A Double American Awakening

A Double American Awakening
AP Photo/Pablo Martinez Monsivais

America has been a land of religious awakenings. The First Great Awakening happened in the 1730s and 1740s; the Second Great Awakening occurred between the 1790s and 1820s. Protestant revivals and the formation of new Evangelical groups marked Christianity in the US as fervent and dynamic in a way that it had ceased to be in the Old World. Two new books both take the title of “American Awakening”, one as an exhortation, the other as an ironic description of the current process of politics and society.

Joshua Mitchell’s book regards identity politics as the awakening. “Americans have not lost their religion.  Americans have relocated their religion to the realm of politics.” This is not in itself a new observation. Others have noted that identity politics, or wokeness more generally, makes faith claims upon its devotees. Mitchell frames it as a narrative of sinners and saved, or white heterosexual males as the transgressors and other groups as the innocent. Under his analysis, identity politics is a religion without God, and without forgiveness.

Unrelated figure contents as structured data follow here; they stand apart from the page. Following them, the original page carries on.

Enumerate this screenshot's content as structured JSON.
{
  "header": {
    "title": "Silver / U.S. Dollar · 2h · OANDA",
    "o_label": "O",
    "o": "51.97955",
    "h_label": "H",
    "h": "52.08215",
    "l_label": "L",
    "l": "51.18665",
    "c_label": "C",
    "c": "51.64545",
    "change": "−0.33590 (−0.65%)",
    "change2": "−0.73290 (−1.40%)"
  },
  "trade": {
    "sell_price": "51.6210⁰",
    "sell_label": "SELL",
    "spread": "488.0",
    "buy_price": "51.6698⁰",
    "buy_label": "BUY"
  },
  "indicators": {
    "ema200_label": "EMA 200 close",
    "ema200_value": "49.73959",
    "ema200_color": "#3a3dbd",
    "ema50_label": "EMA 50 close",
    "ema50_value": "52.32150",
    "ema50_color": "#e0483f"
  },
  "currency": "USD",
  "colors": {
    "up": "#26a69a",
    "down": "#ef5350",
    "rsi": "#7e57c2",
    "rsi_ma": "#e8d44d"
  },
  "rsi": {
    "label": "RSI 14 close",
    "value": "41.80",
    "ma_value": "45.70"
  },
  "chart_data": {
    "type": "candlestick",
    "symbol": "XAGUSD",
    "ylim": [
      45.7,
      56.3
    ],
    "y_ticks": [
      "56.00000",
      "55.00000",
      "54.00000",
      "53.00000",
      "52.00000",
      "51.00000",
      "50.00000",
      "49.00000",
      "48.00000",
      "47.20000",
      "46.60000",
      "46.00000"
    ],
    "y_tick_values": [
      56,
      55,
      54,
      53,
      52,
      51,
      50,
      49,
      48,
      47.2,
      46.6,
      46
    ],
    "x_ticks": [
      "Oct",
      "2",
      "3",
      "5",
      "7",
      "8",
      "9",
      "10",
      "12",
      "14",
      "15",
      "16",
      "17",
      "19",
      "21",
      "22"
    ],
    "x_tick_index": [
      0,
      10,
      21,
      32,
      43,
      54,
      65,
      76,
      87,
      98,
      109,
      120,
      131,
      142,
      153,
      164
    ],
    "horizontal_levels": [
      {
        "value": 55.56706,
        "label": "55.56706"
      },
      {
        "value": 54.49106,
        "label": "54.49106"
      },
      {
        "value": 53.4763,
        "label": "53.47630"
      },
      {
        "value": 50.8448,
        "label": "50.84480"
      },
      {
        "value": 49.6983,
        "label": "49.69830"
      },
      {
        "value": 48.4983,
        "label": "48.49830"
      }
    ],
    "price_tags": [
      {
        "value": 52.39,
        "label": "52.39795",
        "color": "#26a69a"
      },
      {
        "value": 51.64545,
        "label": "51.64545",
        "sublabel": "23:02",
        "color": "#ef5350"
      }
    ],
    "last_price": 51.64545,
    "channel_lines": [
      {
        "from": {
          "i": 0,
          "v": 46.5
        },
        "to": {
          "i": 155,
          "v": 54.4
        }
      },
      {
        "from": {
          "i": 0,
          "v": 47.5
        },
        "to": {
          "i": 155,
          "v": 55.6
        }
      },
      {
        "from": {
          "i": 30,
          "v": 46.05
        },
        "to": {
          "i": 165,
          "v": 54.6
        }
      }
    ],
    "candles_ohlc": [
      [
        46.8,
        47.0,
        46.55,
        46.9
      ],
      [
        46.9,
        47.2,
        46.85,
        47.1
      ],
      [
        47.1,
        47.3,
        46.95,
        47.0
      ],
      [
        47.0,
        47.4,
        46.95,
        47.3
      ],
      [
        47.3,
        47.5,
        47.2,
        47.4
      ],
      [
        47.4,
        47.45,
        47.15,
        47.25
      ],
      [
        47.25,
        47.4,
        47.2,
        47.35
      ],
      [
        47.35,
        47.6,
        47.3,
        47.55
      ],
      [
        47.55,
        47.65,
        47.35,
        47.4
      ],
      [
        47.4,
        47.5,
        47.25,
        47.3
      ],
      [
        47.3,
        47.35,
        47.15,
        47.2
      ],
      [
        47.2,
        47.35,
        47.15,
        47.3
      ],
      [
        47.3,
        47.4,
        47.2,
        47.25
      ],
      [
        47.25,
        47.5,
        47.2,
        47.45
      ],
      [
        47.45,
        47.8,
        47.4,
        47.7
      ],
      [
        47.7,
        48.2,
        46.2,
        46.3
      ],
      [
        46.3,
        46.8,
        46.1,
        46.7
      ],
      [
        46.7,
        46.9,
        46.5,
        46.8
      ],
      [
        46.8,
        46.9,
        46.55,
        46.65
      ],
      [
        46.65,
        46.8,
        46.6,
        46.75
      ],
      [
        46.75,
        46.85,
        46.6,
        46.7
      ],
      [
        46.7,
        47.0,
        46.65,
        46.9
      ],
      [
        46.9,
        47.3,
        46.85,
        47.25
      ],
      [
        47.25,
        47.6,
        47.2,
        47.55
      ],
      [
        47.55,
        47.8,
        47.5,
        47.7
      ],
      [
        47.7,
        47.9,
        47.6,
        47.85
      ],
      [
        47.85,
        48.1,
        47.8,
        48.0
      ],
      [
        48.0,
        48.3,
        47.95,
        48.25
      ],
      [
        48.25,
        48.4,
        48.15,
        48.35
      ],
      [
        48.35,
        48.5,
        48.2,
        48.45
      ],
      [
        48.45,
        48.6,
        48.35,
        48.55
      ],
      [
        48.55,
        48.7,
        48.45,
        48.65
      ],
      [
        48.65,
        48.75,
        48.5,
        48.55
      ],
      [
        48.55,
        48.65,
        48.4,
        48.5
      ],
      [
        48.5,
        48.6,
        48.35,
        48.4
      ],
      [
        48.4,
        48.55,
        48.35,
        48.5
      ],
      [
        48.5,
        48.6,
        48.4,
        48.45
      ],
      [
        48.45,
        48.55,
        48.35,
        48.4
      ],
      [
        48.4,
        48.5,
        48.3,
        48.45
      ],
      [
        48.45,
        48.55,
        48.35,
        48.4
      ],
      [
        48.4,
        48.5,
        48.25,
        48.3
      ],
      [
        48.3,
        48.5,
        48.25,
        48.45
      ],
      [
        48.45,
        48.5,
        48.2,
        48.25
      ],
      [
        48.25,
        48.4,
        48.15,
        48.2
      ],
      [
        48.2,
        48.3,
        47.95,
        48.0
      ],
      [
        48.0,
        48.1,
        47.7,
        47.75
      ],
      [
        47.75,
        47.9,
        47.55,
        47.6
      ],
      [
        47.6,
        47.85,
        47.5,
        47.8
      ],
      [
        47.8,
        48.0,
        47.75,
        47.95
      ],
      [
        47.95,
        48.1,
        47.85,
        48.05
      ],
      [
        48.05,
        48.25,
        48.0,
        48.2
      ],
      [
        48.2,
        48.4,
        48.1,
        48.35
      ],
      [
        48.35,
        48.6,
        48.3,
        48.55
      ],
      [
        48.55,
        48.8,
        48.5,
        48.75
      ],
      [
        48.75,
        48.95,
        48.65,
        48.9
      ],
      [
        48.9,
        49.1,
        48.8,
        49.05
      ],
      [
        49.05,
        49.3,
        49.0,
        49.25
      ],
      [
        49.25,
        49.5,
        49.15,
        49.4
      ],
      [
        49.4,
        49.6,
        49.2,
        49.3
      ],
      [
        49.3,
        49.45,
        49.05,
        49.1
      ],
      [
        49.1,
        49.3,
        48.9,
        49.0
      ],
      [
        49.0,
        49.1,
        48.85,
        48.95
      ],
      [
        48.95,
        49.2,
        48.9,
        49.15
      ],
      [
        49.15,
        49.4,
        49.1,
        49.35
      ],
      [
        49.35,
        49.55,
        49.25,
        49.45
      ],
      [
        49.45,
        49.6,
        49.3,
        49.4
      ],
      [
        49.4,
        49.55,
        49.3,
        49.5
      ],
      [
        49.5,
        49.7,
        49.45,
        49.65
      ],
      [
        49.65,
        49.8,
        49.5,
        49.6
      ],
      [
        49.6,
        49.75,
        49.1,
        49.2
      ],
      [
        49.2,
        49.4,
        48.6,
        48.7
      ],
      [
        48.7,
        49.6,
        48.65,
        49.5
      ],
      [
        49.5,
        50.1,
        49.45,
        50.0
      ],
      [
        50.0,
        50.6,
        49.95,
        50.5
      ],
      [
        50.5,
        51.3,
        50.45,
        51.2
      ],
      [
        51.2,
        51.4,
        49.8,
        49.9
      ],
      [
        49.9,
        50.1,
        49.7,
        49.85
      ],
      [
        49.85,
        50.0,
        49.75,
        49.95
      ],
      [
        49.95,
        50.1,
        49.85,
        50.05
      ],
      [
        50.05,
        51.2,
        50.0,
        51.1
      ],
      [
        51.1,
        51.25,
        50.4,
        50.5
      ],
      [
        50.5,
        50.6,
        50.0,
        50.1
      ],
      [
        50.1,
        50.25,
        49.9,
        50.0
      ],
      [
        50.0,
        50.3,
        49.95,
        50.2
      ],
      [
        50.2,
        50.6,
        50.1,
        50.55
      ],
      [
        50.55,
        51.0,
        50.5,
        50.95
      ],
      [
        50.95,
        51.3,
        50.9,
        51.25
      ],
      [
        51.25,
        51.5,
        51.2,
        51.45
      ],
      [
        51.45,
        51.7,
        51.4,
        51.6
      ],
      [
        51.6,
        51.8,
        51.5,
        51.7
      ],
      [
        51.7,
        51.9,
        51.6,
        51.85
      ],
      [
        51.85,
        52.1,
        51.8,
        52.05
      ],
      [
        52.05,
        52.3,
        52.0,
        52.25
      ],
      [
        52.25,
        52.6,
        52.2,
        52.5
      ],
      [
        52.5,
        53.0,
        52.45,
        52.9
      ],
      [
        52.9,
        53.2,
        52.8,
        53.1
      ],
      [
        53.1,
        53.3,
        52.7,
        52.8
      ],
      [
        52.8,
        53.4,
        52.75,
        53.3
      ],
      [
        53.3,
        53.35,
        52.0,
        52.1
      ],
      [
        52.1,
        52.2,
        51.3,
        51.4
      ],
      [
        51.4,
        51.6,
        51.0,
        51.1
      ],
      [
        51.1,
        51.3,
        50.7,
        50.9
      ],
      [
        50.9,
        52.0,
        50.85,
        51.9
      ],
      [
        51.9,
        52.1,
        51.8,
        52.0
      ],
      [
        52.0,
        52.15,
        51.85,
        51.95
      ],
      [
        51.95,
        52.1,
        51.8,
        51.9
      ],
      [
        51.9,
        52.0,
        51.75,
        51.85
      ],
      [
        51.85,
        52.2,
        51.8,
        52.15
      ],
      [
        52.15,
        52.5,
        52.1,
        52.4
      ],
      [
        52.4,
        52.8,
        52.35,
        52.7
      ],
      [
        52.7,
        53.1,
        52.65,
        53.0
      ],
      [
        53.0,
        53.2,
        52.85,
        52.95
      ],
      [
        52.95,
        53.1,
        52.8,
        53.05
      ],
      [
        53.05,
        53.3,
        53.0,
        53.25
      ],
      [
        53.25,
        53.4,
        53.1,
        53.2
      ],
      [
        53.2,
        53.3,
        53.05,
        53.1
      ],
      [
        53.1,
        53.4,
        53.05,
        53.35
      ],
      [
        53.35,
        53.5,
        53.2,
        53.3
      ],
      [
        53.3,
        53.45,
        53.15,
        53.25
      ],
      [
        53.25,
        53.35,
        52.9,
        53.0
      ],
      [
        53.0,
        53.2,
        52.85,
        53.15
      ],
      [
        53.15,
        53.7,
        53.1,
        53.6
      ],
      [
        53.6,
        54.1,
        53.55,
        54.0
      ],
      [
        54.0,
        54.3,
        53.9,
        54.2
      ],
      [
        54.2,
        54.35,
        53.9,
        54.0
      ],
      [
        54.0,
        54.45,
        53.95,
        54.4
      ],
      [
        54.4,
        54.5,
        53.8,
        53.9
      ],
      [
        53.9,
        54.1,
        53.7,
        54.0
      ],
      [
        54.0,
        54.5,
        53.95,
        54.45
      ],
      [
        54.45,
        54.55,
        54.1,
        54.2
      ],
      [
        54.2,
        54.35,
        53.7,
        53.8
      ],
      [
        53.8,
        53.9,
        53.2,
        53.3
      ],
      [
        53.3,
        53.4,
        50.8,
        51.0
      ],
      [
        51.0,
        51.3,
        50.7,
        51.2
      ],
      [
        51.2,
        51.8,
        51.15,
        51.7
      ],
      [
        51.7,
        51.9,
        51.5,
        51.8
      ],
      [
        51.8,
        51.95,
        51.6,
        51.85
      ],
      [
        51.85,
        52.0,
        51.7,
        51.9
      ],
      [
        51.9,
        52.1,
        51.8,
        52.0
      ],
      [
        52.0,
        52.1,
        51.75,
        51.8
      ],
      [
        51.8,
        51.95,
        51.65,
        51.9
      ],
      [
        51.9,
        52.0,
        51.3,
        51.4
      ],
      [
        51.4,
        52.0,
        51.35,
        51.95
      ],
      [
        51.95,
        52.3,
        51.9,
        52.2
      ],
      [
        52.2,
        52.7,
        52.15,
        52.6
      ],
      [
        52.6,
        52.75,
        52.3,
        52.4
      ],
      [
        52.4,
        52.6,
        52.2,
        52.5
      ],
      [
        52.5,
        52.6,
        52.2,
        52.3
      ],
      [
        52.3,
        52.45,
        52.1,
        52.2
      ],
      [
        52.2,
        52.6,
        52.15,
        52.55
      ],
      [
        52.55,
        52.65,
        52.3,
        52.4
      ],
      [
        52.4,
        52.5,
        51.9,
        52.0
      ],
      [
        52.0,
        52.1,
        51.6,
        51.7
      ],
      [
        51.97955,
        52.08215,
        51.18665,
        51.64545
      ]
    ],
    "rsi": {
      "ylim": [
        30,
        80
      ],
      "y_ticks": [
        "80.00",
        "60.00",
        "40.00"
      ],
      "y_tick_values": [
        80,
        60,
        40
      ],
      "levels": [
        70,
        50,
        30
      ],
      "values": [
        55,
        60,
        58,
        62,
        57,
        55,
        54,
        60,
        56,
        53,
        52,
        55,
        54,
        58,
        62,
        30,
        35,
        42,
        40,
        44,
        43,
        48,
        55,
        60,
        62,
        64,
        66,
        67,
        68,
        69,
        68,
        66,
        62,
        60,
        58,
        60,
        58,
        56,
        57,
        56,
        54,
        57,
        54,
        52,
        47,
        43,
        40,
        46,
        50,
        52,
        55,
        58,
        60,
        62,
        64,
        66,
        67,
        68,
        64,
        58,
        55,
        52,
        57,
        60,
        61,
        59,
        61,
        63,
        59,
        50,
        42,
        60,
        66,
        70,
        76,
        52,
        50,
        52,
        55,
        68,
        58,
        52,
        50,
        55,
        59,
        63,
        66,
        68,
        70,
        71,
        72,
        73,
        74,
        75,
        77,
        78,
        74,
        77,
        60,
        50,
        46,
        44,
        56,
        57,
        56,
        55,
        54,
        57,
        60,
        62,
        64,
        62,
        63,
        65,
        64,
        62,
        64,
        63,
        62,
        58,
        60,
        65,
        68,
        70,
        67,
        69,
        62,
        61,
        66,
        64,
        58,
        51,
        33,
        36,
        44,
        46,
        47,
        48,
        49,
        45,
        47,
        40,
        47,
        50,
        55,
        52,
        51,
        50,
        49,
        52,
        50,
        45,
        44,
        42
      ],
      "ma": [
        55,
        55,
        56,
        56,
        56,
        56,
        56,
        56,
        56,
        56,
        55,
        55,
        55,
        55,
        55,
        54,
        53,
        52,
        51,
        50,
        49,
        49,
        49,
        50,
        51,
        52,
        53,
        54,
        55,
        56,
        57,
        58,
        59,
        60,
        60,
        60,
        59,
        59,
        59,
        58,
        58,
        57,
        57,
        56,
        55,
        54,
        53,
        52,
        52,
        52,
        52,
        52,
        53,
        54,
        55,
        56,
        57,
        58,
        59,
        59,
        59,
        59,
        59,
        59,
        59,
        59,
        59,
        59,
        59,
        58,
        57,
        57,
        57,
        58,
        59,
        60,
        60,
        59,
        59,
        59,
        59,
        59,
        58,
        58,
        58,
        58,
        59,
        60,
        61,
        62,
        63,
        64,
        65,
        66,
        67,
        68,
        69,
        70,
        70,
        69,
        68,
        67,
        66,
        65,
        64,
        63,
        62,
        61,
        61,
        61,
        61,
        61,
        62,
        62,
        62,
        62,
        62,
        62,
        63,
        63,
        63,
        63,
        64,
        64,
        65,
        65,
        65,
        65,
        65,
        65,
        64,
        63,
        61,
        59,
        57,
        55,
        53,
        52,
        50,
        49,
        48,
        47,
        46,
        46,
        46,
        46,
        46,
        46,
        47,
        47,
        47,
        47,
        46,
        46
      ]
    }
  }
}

As he describes it:

“Identity politics comprehends this invisible economy in terms of a relationship between transgression and innocence, between purportedly monovalent groups—white, heterosexual men, on the one hand; and blacks, women, persons who identify as LGBTQ, and persons who identify with  still other identity groups, on the other.”

The predictable outcome of the societal “scapegoating” of white men is that some of them “eventually wonder if they, too,  have  been  victims,  and  begin  cataloging their own wounds.” Hence the emergence of the “men’s rights” movement, often animated by discussions online denouncing all their suffering as the fault of women and minorities.